Après des années de rumeurs incessantes, de petites déclarations et d’un interminable feuilleton devenu plus pénible que passionnant, le conditionnel peut enfin être mis de côté pour conjuguer cette phrase au présent : Kylian Mbappé est un joueur du Real Madrid. Voilà, c’est fait, c’est bouclé et ce n’est même plus une surprise, tant le secret n’en était pas un ces derniers mois. Cette fois, l’attaquant français n’est pas resté sur le quai, grimpant dans le train merengue qui, paraît-il, ne passe qu’une fois, sauf quand il s’agit de mettre la main sur un joueur d’une autre trempe.
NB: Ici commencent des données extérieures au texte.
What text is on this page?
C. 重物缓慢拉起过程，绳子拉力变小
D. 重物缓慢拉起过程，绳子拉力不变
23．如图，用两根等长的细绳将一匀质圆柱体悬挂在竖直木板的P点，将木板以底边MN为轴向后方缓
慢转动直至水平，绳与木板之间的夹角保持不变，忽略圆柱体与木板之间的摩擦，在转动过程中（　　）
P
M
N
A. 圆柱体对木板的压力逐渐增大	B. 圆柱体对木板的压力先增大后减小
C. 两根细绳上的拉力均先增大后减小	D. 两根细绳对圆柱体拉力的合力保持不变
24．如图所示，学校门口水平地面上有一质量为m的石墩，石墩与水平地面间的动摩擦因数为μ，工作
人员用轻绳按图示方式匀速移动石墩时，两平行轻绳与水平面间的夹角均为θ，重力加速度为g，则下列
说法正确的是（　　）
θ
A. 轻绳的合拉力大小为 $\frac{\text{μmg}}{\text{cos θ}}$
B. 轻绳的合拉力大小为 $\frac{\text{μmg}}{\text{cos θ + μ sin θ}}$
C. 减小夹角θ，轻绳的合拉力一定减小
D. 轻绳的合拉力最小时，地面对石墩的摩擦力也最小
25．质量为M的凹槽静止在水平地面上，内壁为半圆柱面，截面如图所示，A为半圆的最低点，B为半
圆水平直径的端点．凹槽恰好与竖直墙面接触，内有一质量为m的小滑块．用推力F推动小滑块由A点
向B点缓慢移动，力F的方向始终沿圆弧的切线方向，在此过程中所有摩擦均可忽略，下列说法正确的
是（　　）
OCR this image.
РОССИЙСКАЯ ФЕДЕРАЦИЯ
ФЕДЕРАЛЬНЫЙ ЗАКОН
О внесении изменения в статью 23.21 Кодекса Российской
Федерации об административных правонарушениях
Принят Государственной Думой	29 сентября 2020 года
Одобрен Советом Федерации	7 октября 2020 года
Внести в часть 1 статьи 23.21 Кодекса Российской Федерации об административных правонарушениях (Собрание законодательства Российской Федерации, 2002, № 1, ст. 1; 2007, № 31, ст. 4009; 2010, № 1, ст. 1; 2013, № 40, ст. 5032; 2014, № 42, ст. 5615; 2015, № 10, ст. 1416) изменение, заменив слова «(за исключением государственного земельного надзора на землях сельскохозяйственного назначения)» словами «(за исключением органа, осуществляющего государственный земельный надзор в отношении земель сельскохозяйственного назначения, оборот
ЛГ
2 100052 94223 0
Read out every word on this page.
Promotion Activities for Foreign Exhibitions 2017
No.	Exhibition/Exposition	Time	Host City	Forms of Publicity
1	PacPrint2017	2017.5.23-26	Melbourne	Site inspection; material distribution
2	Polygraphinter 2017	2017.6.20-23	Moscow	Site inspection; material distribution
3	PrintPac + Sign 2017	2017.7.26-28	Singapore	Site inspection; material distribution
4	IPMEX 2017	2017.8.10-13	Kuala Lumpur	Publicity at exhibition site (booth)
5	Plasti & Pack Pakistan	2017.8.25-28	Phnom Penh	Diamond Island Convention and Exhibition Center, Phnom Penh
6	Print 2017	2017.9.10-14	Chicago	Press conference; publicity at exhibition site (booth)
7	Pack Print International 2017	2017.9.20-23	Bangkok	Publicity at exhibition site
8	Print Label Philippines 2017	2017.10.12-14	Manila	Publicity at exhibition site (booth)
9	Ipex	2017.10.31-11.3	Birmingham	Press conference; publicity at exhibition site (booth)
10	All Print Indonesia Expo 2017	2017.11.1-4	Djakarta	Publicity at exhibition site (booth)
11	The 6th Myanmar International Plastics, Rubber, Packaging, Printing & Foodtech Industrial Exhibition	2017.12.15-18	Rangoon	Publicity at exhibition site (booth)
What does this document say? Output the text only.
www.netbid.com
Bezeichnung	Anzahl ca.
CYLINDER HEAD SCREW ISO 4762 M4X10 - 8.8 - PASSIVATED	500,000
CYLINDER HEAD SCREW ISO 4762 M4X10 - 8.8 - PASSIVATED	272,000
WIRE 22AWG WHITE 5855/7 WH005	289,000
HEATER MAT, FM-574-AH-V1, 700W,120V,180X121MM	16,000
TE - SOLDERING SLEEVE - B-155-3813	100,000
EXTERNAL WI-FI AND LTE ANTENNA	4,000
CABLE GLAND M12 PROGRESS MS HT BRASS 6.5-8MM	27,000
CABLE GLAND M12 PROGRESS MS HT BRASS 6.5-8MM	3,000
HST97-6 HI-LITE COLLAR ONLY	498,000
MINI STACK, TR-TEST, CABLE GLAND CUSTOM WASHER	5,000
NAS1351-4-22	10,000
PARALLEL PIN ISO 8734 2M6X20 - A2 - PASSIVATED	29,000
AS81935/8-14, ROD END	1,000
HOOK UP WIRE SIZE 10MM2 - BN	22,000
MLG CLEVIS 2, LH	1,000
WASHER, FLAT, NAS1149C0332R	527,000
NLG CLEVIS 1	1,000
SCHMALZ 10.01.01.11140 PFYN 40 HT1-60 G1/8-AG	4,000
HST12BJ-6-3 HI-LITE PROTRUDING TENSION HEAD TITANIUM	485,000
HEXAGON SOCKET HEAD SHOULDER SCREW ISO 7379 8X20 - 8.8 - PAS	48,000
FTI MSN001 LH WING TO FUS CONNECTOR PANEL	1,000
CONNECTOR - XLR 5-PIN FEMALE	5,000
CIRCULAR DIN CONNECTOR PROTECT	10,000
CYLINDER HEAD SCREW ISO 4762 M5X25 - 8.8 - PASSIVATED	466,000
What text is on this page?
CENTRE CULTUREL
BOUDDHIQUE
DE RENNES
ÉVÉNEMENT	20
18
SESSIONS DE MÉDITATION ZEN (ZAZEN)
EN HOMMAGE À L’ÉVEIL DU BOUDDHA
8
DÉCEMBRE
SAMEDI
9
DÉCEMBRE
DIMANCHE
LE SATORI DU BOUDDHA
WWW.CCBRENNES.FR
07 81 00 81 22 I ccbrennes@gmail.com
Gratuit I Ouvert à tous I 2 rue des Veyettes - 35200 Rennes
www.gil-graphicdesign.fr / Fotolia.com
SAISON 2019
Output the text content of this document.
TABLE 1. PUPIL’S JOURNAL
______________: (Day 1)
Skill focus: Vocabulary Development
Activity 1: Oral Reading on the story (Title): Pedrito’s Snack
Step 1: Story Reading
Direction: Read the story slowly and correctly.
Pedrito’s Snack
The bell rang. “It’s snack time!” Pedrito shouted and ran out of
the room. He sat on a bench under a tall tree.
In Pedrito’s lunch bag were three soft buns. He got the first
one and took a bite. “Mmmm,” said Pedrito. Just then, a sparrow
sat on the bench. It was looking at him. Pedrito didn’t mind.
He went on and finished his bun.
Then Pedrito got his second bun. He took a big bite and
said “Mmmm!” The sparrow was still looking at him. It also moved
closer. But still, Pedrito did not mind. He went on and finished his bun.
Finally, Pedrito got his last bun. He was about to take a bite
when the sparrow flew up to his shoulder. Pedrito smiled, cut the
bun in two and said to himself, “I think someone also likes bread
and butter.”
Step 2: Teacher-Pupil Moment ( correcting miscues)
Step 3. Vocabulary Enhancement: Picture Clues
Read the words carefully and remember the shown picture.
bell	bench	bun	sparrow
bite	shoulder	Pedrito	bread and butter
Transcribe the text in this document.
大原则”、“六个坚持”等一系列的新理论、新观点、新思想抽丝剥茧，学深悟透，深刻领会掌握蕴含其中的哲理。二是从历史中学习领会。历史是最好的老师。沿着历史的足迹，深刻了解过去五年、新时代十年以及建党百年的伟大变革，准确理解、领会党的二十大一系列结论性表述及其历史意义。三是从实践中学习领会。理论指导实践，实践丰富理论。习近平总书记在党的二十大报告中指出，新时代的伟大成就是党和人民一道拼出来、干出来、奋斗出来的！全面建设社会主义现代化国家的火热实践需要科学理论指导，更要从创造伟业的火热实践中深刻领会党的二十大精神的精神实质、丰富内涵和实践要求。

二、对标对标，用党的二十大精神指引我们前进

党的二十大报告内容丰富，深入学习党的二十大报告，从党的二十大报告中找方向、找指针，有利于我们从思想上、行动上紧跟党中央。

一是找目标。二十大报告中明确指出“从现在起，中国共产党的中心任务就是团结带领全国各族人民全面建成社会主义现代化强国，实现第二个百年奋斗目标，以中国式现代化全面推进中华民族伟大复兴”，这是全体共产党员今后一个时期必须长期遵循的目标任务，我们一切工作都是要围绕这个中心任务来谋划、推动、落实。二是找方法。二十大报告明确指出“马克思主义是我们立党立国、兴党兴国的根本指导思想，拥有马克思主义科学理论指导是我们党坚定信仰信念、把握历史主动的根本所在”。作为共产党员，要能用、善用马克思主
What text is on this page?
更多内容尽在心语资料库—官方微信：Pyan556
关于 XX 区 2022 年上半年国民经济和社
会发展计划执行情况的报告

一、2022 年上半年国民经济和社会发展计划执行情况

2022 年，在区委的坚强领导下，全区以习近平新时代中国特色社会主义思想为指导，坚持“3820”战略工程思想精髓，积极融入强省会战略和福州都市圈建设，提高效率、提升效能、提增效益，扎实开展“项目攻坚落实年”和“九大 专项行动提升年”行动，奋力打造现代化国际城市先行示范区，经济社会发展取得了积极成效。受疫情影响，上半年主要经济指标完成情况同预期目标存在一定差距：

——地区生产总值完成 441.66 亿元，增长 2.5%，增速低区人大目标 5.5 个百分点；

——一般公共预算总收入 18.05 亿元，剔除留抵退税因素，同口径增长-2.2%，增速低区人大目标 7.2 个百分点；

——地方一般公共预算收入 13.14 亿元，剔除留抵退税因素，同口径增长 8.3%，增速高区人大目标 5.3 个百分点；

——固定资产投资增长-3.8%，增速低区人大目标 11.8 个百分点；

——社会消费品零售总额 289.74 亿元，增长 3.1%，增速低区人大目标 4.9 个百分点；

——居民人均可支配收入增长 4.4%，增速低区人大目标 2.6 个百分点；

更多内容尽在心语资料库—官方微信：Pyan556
Les meilleurs, ceux dont l’image dépasse le cadre du terrain, doivent passer par le plus grand club au monde, celui de Florentino Pérez. Le communiqué est tombé à 19h30, ce lundi soir, comme susurré par Mbappé à Emmanuel Macron, en visite à Clairefontaine plus tôt dans la journée. Il tient sur deux lignes : « Le Real Madrid et Kylian Mbappé ont trouvé un accord pour qu’il soit un joueur du Real pour les cinq prochaines années. » Un timing choisi par le club madrilène, moins de 48 heures après son 15e sacre en Ligue des champions, comme s’il fallait sans cesse qu’il ne rappelle sa grandeur et sa supériorité à tous les autres.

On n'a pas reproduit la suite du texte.